大会報道

世界卓球2013パリ大会6日目③ 、男子複準決勝、岸川・水谷は銅メダル

2013.05.18

<世界卓球選手権大会>

岸川・水谷が2009年の横浜大会以来メダル獲得を決めた男子ダブルス。期待の1戦となったが、日本ペアはストレートで中国ペアに敗れ決勝進出はならなかった。一方、張・松平ペアを破った台湾ペアは中国ペアを破り、初の決勝進出を決めた。

 

20130517-01.jpg日本ペアは思い切りに欠けたか

20130517-01.jpg郝帥・馬琳の中国ペアが決勝へ

20130517-01.jpg岸川・水谷は準決勝の壁を打ち破れず

20130517-01.jpg陳建安・荘智淵は強気のプレーで中国を撃破

20130517-01.jpg台湾ペアは初の決勝進出

郝帥・馬琳(中国) 7,9,10,12 岸川・水谷(日本)
陳建安・荘智淵(台湾) 6,6,-9,-9,5,8 王励勤・周雨(中国)

岸川・水谷は決勝進出をかけて中国ペアに挑戦した。第1、2ゲームは決定力で勝る中国ペアが連取。これ以上離されたくない日本ペアは、台上からアグレッシブに攻めて第3ゲーム10-7とリード、しかしここから守りに入ったかミスを連発し、まさかの逆転を許してしまう。0-3と後がない日本だが、第4ゲームもジュースで食い下がる。しかし、日本のエースボールをさらに厳しいボールで返されるなど実力差を感じさせられる場面も。チャンスはあったが、岸川・水谷はまたしても中国ペアに決勝進出を阻まれる結果となった。

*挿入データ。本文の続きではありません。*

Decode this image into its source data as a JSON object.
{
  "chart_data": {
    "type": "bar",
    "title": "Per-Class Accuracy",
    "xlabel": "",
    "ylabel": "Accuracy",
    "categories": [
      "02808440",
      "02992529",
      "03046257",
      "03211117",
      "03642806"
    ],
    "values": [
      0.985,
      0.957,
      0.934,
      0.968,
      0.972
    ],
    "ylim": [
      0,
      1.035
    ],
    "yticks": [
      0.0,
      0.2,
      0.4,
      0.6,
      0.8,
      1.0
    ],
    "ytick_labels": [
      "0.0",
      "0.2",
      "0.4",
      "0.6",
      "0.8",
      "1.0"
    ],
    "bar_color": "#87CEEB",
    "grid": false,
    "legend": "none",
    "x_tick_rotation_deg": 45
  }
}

陳建安・荘智淵は序盤から激しいラリーで中国ペアを上回る動きを見せて2-0とリード。本気で優勝を狙いに来ていないとはいえ、世界王者王励勤と中国チャンピオンの周雨という中国ペアもかみ合えば強い。2ゲームを返された台湾ペアだが簡単に粘り強いプレーで中国を圧倒。どこか覇気のない中国ペアを退けて決勝進出を決めた。

■岸川聖也・水谷隼インタビュー
「点数がリードしているゲームが2ゲームありましたが、1点が遠かったです。最初の2ゲームはしょうがないにしても、3ゲーム目取って流れを変えていれば、また違ったと思います。4ゲーム目も10対9でしたが、その2ゲームを落としたら厳しいです。
馬琳のサービスはチキータしやすいので、もっと行きたかったのですが、フォアでのレシーブを多めにやってしまいました。失敗です。
(2009年横浜大会とは)違った意味のあるメダルです。僕たちは横浜でのメダル獲得を目指してジュニア時代からやってきて、それを達成してモチベーションが下がりました。その後、オリンピックのシングルスを目指して世界ランキングを上げてきて、オリンピックでは丹羽とダブルスを組み、世界選手権大会で(水谷とのペアで勝つ)と思う時間がなくなりました。また隼(水谷)と組んでメダルを取れたことには、横浜とはまったく違ううれしさがあります。そして、これ以上を目指せるペアに成長できると思います」と岸川。

「3ゲーム目の10対7、あそこを取れなかったのは痛いです。僕のプレーが弱気になる場面が多く、もう少し強気で行けばよかったと思います。(タイムアウトを取るべきだったのではという指摘もあるが)試合が進む中で次に取るタイミングが来ると思っていたので、あの場面でのタイムアウトは考えていませんでした。馬琳のレシーブだったので、やりづらく、長いレシーブが来ると予測していたら2本とも短く、ストップ対ストップで相手の方が技術の質がよく、対応できませんでした。もっと長い展開にすべきでしたが、相手に打たれるのが怖くて、戦術を間違ってしまいました。
(中国との差は)こちらがチャンスボールを攻め切れませんでした。コースも、どちらへも打てたのに、こっちに打って点を取られて、あっちにしておけば……というのがあります。相手がというよりも、自分たちが簡単に行きすぎました。
金メダルのチャンスがあったのに悔しいです。来年、東京の世界選手権大会で勝てるようにがんばります」と水谷。